HDP Grup Başkanvekili Meral Danış Beştaş, Demokrasi Partisi (DEP) Milletvekili Mehmet Sincar`ın 1993 yılında öldürülmesine ilişkin davanın zaman aşımı riskiyle karşı karşıya olduğunu belirterek, “Asıl failler Susurluk raporunda da netleşen Mehmet Ağar, Alaattin Kanat, İsmail Yeşilmen, Mahmut Yıldırım, Adem Yakın, Mesut Mehmetoğlu ve isimlerini sayamadığım bu cinayette bu organizasyonda parmağı olan herkesin yargı önüne çıkarılması gerekiyor.
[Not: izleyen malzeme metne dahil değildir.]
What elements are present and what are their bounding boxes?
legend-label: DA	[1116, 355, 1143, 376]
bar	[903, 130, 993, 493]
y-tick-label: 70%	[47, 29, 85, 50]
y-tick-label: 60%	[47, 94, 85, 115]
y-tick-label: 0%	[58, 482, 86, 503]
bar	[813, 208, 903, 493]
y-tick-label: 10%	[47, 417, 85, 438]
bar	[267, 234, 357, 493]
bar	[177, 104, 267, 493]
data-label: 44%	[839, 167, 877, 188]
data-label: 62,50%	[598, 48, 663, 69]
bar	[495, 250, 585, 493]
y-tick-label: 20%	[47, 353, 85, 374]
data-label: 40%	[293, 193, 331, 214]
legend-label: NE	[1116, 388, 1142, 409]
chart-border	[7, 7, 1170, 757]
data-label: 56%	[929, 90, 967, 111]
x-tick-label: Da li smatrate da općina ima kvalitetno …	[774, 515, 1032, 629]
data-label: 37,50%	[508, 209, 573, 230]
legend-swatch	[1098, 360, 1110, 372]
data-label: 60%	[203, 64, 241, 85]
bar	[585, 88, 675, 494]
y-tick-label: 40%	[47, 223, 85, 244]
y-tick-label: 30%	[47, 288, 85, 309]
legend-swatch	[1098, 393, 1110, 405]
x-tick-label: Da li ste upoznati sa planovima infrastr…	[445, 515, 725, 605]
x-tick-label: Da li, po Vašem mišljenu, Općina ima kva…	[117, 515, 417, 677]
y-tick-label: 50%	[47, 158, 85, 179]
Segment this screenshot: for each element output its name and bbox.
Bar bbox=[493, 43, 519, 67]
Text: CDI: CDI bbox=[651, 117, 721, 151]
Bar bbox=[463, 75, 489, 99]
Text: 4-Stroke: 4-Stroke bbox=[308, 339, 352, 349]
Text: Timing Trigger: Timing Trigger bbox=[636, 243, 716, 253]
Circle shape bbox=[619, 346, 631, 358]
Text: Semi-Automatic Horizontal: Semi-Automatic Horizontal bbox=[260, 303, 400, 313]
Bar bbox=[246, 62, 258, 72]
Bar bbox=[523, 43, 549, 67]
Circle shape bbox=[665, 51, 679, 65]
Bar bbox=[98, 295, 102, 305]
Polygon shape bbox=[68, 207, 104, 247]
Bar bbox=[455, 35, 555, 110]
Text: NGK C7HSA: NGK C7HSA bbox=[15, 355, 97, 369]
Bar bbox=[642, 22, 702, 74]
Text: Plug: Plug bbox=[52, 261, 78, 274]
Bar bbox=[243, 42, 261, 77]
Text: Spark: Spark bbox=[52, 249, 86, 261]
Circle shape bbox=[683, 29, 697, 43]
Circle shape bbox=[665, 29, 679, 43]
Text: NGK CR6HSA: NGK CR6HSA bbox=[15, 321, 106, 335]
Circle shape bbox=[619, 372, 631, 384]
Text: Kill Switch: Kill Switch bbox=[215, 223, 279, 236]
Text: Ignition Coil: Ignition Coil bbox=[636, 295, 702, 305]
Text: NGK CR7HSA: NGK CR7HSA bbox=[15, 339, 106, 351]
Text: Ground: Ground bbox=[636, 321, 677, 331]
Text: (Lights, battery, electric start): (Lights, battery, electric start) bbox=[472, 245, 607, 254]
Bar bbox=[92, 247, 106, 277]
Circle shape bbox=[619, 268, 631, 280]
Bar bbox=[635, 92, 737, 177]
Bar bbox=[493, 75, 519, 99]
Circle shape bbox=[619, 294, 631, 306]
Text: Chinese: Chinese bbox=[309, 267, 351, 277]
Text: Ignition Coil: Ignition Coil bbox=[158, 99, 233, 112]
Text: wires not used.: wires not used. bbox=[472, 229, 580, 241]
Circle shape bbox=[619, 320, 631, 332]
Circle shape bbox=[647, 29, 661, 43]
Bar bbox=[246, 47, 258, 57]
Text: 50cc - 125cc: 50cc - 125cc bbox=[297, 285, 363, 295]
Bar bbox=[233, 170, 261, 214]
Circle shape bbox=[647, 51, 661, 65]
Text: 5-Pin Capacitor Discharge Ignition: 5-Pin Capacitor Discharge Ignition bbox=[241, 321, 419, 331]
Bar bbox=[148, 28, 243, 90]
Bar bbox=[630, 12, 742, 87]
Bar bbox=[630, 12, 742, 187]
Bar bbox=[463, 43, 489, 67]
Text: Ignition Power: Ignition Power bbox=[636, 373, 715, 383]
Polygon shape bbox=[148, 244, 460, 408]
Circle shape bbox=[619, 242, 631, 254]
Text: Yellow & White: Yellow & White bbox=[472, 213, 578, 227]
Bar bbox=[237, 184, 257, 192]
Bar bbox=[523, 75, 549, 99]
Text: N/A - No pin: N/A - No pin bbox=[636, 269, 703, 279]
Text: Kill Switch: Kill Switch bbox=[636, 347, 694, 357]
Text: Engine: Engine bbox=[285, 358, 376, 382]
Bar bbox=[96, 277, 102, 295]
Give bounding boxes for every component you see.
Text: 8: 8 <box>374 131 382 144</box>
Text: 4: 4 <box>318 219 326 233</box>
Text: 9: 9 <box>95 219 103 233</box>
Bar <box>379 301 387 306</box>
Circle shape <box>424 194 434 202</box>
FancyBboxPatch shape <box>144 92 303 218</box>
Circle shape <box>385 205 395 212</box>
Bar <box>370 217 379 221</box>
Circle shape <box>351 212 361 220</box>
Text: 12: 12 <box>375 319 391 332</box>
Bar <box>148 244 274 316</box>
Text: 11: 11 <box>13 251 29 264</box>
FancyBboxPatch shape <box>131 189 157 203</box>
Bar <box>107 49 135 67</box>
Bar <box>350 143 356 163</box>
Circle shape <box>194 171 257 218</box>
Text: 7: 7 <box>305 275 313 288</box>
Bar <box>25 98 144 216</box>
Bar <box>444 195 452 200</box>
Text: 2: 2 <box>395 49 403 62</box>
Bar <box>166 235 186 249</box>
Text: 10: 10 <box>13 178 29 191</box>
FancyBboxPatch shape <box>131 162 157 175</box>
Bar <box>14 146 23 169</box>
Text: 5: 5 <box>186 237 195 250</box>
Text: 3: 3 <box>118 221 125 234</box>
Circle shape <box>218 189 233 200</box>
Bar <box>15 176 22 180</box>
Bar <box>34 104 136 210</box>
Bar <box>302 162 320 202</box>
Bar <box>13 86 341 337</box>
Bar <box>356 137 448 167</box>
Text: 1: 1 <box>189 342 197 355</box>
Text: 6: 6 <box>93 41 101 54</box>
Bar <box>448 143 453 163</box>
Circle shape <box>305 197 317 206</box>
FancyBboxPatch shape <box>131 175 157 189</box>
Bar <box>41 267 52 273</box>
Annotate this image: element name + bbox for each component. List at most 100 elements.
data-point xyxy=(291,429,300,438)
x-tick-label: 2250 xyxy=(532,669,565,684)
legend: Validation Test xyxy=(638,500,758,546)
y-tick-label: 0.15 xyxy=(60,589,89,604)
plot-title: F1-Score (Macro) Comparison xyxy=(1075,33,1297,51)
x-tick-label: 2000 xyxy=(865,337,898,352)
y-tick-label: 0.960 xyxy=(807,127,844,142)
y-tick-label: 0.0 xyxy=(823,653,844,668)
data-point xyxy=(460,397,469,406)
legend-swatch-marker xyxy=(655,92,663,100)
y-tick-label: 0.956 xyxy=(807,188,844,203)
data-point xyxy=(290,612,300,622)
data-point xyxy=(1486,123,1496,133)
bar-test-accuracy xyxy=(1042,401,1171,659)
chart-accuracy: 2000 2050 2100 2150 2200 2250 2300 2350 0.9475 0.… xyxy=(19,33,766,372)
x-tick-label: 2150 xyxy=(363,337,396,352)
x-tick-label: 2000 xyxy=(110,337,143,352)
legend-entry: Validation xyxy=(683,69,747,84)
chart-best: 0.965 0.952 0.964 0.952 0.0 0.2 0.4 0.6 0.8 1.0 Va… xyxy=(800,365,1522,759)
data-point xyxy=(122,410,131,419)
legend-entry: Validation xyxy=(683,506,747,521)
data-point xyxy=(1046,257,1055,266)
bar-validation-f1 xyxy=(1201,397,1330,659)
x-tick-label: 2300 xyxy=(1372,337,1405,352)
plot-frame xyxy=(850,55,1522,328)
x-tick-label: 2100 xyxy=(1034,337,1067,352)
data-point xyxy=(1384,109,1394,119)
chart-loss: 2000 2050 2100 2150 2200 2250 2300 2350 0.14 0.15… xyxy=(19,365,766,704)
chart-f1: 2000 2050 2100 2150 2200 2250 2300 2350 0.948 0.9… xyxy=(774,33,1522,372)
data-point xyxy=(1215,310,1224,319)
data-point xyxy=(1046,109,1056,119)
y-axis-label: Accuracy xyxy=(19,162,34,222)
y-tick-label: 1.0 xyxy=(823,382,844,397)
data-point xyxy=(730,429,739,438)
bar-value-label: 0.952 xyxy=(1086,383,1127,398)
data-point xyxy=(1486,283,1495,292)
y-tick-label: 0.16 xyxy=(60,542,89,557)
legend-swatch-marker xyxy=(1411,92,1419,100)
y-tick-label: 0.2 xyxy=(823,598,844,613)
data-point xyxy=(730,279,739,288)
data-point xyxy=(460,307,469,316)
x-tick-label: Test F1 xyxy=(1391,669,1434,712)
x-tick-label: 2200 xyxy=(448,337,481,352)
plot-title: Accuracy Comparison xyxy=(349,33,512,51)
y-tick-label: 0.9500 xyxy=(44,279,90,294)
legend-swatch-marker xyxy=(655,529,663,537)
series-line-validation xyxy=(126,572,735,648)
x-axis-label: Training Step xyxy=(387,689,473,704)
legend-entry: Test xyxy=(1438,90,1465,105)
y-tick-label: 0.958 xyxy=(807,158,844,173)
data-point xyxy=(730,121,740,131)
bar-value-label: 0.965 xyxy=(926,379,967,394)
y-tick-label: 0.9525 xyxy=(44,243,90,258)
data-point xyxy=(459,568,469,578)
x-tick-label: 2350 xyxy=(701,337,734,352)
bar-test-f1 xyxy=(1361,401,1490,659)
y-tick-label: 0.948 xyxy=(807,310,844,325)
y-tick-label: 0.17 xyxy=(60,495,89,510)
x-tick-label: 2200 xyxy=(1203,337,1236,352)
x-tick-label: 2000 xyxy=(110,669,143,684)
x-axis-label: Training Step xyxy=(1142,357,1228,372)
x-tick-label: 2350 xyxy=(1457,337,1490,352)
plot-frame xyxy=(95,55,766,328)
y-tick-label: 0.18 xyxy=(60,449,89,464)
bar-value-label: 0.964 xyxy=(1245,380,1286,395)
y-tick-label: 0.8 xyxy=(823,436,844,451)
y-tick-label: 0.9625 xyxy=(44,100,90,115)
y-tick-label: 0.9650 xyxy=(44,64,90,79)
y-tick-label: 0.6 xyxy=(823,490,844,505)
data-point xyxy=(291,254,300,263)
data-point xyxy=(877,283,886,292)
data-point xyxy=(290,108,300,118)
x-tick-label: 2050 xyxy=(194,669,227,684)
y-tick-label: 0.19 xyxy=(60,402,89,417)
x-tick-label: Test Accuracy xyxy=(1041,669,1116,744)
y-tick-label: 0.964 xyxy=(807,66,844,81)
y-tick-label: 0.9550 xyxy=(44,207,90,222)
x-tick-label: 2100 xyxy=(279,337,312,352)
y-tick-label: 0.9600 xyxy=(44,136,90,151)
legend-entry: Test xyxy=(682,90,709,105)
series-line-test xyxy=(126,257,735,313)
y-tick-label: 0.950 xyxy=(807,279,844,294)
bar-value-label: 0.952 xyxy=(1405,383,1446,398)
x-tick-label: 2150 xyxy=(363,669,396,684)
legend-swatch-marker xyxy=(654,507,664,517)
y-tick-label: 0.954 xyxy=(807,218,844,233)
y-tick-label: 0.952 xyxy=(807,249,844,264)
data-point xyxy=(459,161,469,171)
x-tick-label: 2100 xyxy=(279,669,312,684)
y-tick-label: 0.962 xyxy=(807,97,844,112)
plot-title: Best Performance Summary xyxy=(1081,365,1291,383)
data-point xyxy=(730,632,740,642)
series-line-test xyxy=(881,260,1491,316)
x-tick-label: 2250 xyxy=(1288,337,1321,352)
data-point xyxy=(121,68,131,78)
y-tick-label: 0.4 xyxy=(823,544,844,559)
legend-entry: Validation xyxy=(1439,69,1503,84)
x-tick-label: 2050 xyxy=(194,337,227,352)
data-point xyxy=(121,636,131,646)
Neden bunu çok önemsiyoruz çünkü bir zaman aşımı süresi var. 30 yıl dolarsa bunlar artık yargı önüne çıkarılamayacak ve 30 yıllık zaman aşımı 4 Eylül 2023`te dolacak” dedi.
HDP Grup Başkanvekili Meral Danış Beştaş 1993 yılında öldürülen DEP Milletvekili Mehmet Sincar`ın eşi Cihan Sincar, çocukları Ferhat Sincar ve Felat Sincar ile bugün TBMM`de basın toplantısı düzenledi. Beştaş şunları söyledi:
BEŞTAŞ BASIN TOPLANTISINI MEHMET SİNCAR`IN AİLESİYLE BİRLİKTE YAPTI
“Yanımda Mehmet Sincar`ın değerli eşi Cihan Sincar var. Yine 93 yılında babaları katledildiğinde 14 yaşında olan Ferhat Sincar ve 15 yaşında olan Felat Sincar yanımda. Aileyle birlikte basın toplantısını gerçekleştiriyoruz çünkü hala hukuk tecelli etmedi, hala adalet yerini bulmadı, bu parlamentonun bir üyesinin katilleri hala yargı önüne çıkartılmadı ve hakkettikleri cezalandırma verilmedi.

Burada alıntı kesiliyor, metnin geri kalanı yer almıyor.